Jolene, a Manhattan restaurant from Gabriel Stulman, and a vestige of a fading version of Downtown nightlife, is closing “soon.”

“We didn’t go looking for the restaurant that is Jolene, it found us....” says Stulman in the release. “We loved the cultural history: Madonna and Basquiat used to make out at the same bar that’s in there today, and the studio that Warhol gifted him is across the street.”

Stulman first took over 54 Great Jones Street in 2019, when he opened the space as the Jones, a nickname for the legendary Great Jones Cafe, its former tenant.

Great Jones Cafe’s longtime owner Jim Moffett died, and the business subsequently closed in 2018, after a long run as a lively Cajun-Creole spot, open since 1983. Stulman ended up in the hands of 54 Great Jones Street because his kids went to school with the grandson of the building’s owner, he wrote in his hospitality group Happy Cooking’s newsletter on Monday, January 29. Eater has reached out for more information.

For the Jones opening, Stulman partnered with Jack Harris, then the executive chef at Stulman’s Fairfax and Bar Sardine.

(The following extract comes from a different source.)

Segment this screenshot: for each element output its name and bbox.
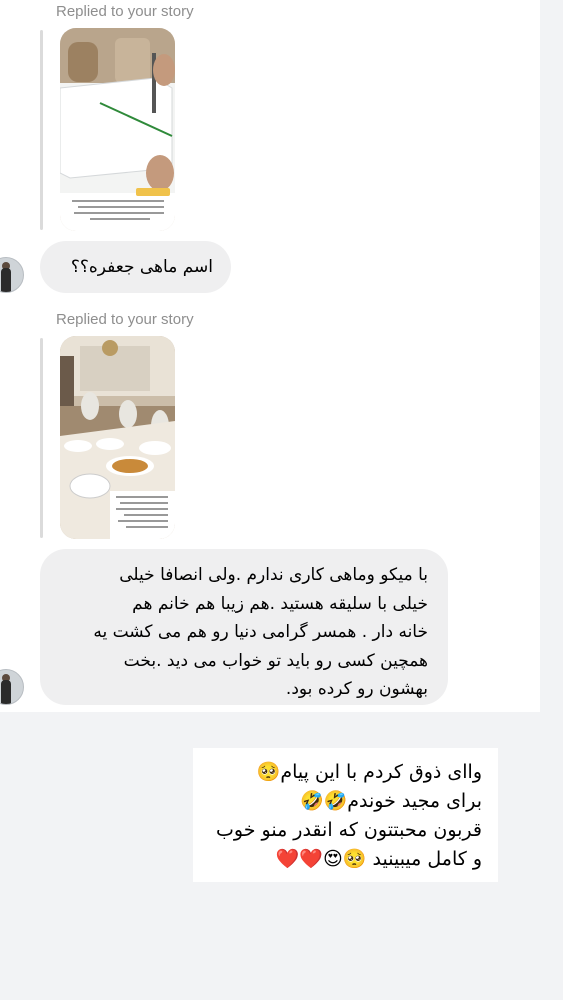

During the pandemic, the Great Jones space flipped to become Jolene, named after the Dolly Parton song, modeled after “good-for-anything cafes and wine bars that we missed in Paris.” As of its relaunch in 2021, James McDuffee, who had worked with Stulman at his West Village spot, Joseph Leonard was the head chef.

Perhaps the Great Jones Cafe’s shoes were too much to fill. The newsletter attributed the closure to difficulties related to the pandemic. Over the years, Happy Cooking has closed Perla, Bar Sardine, Fedora, and Simon & the Wale at the Freehand Hotel. Most recently, Stulman and his team partnered with chef April Bloomfield to open the well-reviewed Sailor, in Fort Greene.

Prospective new operators — Eric Kruvant and Darin Rubell, who own the nearby bar, Mister Paradise — have already reportedly filed paperwork for the space but as yet, no deal has been inked.

“While it’s delivered in spades on the personal level, it’s only been a successful business in fits and starts and we’ve resolved to move our company forward without it,” Stulman wrote. “That said, we’re leaving with our heads held high and we hope that all the good mojo will make the next keyholders of 54 Great Jones a storied success.”